On a side note though there is (maybe intentional) case sensitivity? Can't remember how hn usernames work.
I'm in the top 1.5%, even though I hardly have written anything here, and the comments are full of similar anecdotes. I guess there's a _ton_ of people lurking, and the active community is actually quite small. I find that quite surprising.
Looking at the top 1000 I'm surprised there's no power law. It's just a lot of people with generally similar number of words.
So many of these names I feel I know them, but I don't know them, personally.
I know them, by tone. I read his/her take on the topic. Turns out you don't need to see any faces or body ratios of any kind to connect with people.
Thanks for keeping HN 'stable/sane'!
I did rally simple frequency analysis based on corpus source a while ago and the results were super clear, you can tell a corpus by its frequency fingerprint.
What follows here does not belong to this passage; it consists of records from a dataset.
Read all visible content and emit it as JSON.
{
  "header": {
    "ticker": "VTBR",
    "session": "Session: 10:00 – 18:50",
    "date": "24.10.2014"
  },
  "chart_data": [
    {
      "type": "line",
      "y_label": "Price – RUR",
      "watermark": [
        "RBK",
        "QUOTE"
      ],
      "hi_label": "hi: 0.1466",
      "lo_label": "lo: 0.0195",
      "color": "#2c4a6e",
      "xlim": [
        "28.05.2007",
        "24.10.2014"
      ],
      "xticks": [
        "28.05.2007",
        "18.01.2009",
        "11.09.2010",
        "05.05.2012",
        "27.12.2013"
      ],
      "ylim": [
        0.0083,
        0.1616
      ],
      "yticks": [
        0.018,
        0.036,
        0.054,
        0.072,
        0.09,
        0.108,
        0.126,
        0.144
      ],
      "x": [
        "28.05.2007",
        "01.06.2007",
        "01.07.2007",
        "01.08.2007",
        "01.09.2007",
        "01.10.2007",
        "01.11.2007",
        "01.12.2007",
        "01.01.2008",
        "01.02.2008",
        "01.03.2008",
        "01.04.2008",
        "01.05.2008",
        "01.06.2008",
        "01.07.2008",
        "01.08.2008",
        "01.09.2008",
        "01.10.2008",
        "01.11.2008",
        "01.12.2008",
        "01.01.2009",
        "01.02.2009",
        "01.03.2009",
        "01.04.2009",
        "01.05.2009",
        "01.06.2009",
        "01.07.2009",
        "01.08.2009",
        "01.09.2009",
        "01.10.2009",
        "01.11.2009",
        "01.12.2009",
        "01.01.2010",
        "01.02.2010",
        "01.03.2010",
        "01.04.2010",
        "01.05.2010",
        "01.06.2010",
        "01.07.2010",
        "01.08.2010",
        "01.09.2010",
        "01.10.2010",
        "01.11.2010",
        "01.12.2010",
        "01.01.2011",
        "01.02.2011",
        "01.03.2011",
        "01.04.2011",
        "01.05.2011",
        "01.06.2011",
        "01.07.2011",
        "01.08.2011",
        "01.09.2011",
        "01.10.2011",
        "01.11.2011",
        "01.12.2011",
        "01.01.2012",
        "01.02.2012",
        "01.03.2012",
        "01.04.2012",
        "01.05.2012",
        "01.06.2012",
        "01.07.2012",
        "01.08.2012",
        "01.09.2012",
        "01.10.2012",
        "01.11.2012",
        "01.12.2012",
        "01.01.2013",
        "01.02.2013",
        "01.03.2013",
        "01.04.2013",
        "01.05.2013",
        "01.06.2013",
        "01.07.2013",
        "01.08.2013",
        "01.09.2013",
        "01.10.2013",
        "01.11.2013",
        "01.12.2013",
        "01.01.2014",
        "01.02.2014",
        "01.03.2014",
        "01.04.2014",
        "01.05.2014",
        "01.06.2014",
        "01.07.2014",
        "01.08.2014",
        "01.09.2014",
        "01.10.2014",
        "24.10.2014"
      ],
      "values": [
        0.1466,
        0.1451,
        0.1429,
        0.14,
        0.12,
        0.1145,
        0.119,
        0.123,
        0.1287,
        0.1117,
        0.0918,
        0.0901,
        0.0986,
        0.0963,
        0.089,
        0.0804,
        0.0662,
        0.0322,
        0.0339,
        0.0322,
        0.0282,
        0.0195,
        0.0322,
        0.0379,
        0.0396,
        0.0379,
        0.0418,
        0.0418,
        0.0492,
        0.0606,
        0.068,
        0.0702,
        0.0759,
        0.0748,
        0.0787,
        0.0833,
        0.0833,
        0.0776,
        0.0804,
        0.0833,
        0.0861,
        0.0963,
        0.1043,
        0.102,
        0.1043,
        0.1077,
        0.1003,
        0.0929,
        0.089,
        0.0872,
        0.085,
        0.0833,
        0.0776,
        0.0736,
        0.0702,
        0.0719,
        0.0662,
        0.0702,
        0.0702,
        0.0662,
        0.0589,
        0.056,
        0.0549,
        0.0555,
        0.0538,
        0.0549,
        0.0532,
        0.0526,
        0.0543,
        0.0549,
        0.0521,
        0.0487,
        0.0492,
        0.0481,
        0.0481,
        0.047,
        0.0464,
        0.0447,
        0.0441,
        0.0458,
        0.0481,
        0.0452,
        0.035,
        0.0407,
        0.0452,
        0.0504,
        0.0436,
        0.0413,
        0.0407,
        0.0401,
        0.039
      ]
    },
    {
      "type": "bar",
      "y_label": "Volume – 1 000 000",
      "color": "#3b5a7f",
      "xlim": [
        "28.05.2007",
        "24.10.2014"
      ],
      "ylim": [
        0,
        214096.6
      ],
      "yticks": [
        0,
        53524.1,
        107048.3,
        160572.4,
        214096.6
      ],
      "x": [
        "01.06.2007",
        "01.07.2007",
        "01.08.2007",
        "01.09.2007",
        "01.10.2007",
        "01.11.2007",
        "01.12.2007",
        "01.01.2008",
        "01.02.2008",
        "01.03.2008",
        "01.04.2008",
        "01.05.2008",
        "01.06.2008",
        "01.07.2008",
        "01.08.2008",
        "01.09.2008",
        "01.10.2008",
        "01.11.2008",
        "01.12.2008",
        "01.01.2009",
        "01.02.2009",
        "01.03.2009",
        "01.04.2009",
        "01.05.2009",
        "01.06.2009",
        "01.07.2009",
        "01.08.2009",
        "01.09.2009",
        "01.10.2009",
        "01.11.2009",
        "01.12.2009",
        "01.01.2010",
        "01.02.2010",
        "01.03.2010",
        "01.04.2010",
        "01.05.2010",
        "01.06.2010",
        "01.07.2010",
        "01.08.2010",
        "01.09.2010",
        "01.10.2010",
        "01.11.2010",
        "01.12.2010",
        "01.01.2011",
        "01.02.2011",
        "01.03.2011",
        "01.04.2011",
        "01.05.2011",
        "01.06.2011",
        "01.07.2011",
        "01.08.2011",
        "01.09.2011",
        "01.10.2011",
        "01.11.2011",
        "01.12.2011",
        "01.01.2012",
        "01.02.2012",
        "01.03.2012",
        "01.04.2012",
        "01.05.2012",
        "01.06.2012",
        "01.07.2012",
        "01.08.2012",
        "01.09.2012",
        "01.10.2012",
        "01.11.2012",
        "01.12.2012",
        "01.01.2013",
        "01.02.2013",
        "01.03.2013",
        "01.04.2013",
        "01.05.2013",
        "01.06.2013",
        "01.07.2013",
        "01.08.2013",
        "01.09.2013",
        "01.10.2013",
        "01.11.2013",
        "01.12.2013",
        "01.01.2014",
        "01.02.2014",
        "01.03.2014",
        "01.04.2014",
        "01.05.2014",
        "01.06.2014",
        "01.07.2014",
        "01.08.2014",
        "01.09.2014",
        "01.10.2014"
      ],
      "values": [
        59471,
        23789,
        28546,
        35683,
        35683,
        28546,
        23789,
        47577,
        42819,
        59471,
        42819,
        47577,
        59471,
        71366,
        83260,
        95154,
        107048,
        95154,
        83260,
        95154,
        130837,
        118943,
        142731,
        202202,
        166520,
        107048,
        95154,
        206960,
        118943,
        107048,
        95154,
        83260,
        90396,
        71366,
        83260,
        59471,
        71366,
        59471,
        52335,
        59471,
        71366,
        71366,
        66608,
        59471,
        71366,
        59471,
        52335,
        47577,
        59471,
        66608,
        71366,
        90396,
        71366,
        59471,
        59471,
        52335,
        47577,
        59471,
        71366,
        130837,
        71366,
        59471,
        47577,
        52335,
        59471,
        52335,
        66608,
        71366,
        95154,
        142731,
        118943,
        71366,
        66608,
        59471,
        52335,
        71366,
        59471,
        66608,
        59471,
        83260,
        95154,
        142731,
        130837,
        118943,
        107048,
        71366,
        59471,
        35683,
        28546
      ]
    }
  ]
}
I wonder if something similar to this could fingerprint bot accounts?
Global rank of 1832, word count of 197,292, top 0.24% percentile. Karma/word comes out at ~0.0372...
Ouch. Feels like I need to spend more time elsewhere.
Huh. In the top 1500, with approximately one GoT worth of text in ~17 years.
Also, I recognize four of the top five users as prolific commenters, but dragonwriter doesn’t ring a bell at all. Maybe they frequent all the threads that I don’t.
i've written a novel's worth of words. yikes! ps, game of thrones is not a good comparison. a literary agent is more likely to take your novel seriously if you have more than 50k words
for an account i created in june 2024, top %0.54 is a lot. I need to spend less time on HN. more than that, I need stop typing walls of text, has to be annoying to readers! :)
Pretty amazed to be on the list at all.
Surprised that with ~6k words I am already in the top ~5%. I guess the old 90-9-1 rule roughly holds up.
Global Rank 7089 | World Count 62,677 | Percentile Top 0.92% | Game of Thrones Volume 0.21
This would be pretty cool for other sites. My Reddit stats are probably way worse.
Dear reader this person now have all your alt accounts linked to you?
Oh my.
> Global Rank > 385 / 774235
> Word Count > 509,412
> Top 0.05%
I don't know if I'm too long-winded or I comment too much or both. Good to know I'm in the top 400 regardless.
I feel like a perfect realization Goodhart's Law is about to happen to move up our rankings.
Top 1.55% with ~36000 words. I can be quite chatty in my comments, it seems.
Heh. Here's a thread where the most verbose commenters come and write even more. I haven't written nearly as much as I thought: 2,410th out of 774,235 users, 159,634 words, Top 0.31%.
A few years ago, I exported my HN and reddit comments along with my personal blog and private notes into a SQLite database. It was millions of words. I had a vague plan of pulling out long, insightful bits and editing them together into a book of essays. I also thought it would be cool to be able to look up my previous thoughts on a topic. Neither ended up happening.
I've been meaning to do the same thing to train an LLM, but I'm not sure I particularly need a digital version of me. Though it would be interesting to ask it to write a book for me in my own style.
In theory, it'd be the best book I have ever read.
It would be fascinating to see a word to karma ratio. (Mine would be incredibly low).
I like the game of thrones conversion.
Look on my [prolix] words, ye Mighty, and despair!
Click [here] to train a 6B model with just your words ...
Legend has it only a dragon writer could defeat tptacek on Hacker News.
Also I find it kind of weird that the search box is case-sensitive. HN itself preserves capitalization when rendering usernames to the page, but must not be case sensitive in the backend since the username shows up in URLs.